Le retour des frères Dardenne

Par Olivier CORRIEZ, le 23 mai 2002 à 06h30 , mis à jour le 22 mai 2002 à 11h57

Cannes accueille ce jeudi les lauréats de l’édition 1999, les frères belges Luc et Jean-Pierre Dardenne. Une fois encore ils ont fait appel en grande partie à des acteurs non professionnels pour "Le Fils" présenté en compétition officielle.

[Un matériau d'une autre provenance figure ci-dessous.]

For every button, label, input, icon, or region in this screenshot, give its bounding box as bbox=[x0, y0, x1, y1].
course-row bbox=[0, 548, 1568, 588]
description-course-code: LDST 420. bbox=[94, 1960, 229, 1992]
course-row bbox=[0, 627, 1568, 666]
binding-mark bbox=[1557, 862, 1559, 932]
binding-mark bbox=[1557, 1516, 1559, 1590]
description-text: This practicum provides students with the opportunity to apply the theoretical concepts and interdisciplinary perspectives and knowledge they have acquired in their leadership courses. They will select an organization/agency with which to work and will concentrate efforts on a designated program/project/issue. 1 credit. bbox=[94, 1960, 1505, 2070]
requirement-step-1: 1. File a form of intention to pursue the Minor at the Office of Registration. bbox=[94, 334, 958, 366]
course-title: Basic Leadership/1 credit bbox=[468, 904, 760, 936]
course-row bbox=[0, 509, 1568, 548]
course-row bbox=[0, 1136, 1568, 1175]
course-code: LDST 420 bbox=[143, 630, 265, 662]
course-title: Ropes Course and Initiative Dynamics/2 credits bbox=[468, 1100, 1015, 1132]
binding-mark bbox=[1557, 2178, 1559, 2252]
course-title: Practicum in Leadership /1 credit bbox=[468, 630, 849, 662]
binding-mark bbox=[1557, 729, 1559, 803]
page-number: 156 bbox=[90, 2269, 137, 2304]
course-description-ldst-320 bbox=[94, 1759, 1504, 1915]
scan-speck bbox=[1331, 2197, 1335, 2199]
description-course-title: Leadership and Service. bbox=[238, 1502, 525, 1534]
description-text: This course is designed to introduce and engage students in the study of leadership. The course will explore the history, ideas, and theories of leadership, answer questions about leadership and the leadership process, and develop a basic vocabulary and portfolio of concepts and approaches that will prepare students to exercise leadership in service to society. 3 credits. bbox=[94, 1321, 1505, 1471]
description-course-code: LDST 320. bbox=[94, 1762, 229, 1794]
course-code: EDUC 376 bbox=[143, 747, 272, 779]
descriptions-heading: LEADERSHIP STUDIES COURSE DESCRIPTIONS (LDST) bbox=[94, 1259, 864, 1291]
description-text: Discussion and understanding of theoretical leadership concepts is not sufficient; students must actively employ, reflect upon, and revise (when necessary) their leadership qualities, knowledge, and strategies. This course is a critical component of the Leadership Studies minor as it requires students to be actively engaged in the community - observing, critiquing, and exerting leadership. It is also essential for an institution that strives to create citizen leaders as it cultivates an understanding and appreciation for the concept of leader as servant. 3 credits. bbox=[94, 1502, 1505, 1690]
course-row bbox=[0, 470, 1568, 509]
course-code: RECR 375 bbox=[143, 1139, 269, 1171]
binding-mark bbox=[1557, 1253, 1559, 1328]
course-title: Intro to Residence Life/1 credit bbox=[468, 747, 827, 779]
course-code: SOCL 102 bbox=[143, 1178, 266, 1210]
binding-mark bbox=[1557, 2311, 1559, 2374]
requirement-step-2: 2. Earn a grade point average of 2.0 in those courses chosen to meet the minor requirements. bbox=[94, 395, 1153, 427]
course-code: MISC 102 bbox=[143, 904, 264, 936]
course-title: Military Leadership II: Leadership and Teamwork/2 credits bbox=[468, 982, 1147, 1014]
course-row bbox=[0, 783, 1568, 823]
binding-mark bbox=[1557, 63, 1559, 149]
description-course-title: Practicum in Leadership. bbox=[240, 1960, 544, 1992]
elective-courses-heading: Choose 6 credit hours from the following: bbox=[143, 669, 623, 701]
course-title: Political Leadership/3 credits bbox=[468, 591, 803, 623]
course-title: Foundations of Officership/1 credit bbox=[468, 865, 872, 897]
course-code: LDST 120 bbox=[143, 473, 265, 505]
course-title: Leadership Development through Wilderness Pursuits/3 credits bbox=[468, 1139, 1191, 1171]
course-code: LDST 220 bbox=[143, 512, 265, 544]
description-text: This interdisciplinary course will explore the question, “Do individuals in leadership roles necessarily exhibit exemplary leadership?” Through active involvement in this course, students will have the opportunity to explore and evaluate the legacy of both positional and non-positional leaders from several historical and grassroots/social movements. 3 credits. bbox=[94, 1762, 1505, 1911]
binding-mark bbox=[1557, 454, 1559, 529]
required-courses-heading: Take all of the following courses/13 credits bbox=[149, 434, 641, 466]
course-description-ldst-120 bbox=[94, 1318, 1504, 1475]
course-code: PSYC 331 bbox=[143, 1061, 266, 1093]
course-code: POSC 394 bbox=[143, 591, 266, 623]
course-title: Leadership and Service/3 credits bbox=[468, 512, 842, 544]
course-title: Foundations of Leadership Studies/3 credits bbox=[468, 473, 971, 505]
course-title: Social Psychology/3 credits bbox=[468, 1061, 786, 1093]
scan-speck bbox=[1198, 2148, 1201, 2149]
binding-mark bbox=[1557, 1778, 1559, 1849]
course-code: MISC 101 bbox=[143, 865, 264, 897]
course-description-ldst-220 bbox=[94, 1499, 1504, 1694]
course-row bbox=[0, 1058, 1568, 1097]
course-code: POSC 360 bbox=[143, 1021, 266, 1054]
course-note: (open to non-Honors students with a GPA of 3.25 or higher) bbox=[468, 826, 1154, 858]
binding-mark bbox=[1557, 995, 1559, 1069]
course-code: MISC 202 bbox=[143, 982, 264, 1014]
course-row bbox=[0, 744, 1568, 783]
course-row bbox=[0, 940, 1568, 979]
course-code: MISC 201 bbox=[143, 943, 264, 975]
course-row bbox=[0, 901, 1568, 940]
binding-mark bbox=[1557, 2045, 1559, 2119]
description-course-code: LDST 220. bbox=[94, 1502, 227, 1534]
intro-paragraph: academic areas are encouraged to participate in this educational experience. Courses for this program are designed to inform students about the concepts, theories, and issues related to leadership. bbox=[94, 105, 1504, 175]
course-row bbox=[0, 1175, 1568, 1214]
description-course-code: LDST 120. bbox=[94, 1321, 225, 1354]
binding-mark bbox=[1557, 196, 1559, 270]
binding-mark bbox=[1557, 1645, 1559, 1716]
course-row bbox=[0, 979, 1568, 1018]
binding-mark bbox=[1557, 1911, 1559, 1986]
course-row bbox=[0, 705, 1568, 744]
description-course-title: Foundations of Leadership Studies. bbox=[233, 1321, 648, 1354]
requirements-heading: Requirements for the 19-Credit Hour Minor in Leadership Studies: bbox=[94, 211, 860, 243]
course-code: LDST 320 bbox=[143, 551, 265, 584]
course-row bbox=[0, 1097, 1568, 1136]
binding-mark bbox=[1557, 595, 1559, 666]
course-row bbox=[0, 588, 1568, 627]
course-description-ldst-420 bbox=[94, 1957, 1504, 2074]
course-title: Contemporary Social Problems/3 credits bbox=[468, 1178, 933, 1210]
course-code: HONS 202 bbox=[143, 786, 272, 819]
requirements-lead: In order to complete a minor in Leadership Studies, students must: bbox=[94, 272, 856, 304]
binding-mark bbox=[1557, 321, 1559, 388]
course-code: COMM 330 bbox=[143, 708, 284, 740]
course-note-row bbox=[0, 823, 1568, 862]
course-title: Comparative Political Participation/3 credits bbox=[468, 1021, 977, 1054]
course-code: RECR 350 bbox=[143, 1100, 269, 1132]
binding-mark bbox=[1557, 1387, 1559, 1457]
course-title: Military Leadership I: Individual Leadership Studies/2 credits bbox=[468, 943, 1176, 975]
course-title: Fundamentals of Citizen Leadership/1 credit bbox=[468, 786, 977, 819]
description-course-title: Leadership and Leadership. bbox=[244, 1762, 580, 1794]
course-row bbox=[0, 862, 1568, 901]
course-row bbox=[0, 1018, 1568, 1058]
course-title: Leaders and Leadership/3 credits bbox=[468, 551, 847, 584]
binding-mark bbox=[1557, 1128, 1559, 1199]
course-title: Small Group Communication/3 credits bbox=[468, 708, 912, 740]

cannes 2002 image papier 190x140 © INTERNE

Luc et Jean-Pierre Dardenne sont les plus fervents défenseurs du cinéma vérité. Ils l’ont prouvé de façon magistrale en 1999 avec Rosetta qui leur a valu la Palme d’or. Cette année, les deux frères sont de retour sur la Croisette avec Le Fils, l’histoire d’un responsable d’un atelier de menuiserie qui se met à suivre un jeune homme qu’il avait refusé de prendre comme élève dans son cours au centre de formation. Le film répondra à plusieurs questions notamment celles de savoir pourquoi le menuisier est attiré par le jeune homme et pourquoi il le craint autant. Une nouvelle fois, les frères Dardenne ont choisi de situer l’action du film à Liège et dans sa région. Et comme pour Rosetta, ils ont choisi de faire confiance à des acteurs non-professionnels, Olivier Gourmet mis à part. Ce dernier avait été révélé par les deux réalisateurs dans La Promesse, primée lors de la Quinzaine des réalisateurs en 1996. Il était également à l’affiche du palmé Rosetta. L’enjeu pour les deux frères est de décrocher une seconde Palme d’or. Ils entreraient ainsi dans le cercle très fermé des doubles primés qui compte Bille August, Francis Ford Coppola, Shohei Imamura et Emir Kusturica.

Le nouveau cinéma chinois

Le second film de la compétition du jour est chinois, Unknown Pleasures de Jia Zhang-ke dont c’est la première sélection. L’action se déroule dans le nord de la Chine, non loin de la frontière mogole. Deux jeunes de 19 ans passent leurs journées à ne rien faire. En compagnie de leur petite amie respective, ils vont céder à la tentation de l’argent facile. Comme à son habitude, le réalisateur, considéré comme l’un des espoirs du cinéma chinois, pose sa caméra sur la jeunesse chinoise d’aujourd’hui. Ses deux précédents films, Xiao Wu, artisan pickpocket et Platform, avaient été remarqués et salués par la presse mondiale.

Bollywood de retour

La journée se terminera par la projection hors compétition du film indien Devdas de Sanjay Leela Bhansali. Cette présentation marque le retour en grace de Bollywood à Cannes. En huit ans, aucun film venu d’Inde n’avait eu les honneurs de la sélection. Comme tout film indien qui se respecte, Devdas est une histoire d’amour teintée de beaucoup de musique. Le film raconte l’histoire de Devdas, fils d’un riche propriétaire terrien et de Parvati, la fille d’un voisin qui appartient à une classe moins favorisée. Les deux jeunes gens s’aiment passionément mais l’opposition du père de Devdas va le pousser à sombrer dans la déchéance. C’est la neuvième adaptation d’un roman à succès publié pour la première fois en Inde en 1917.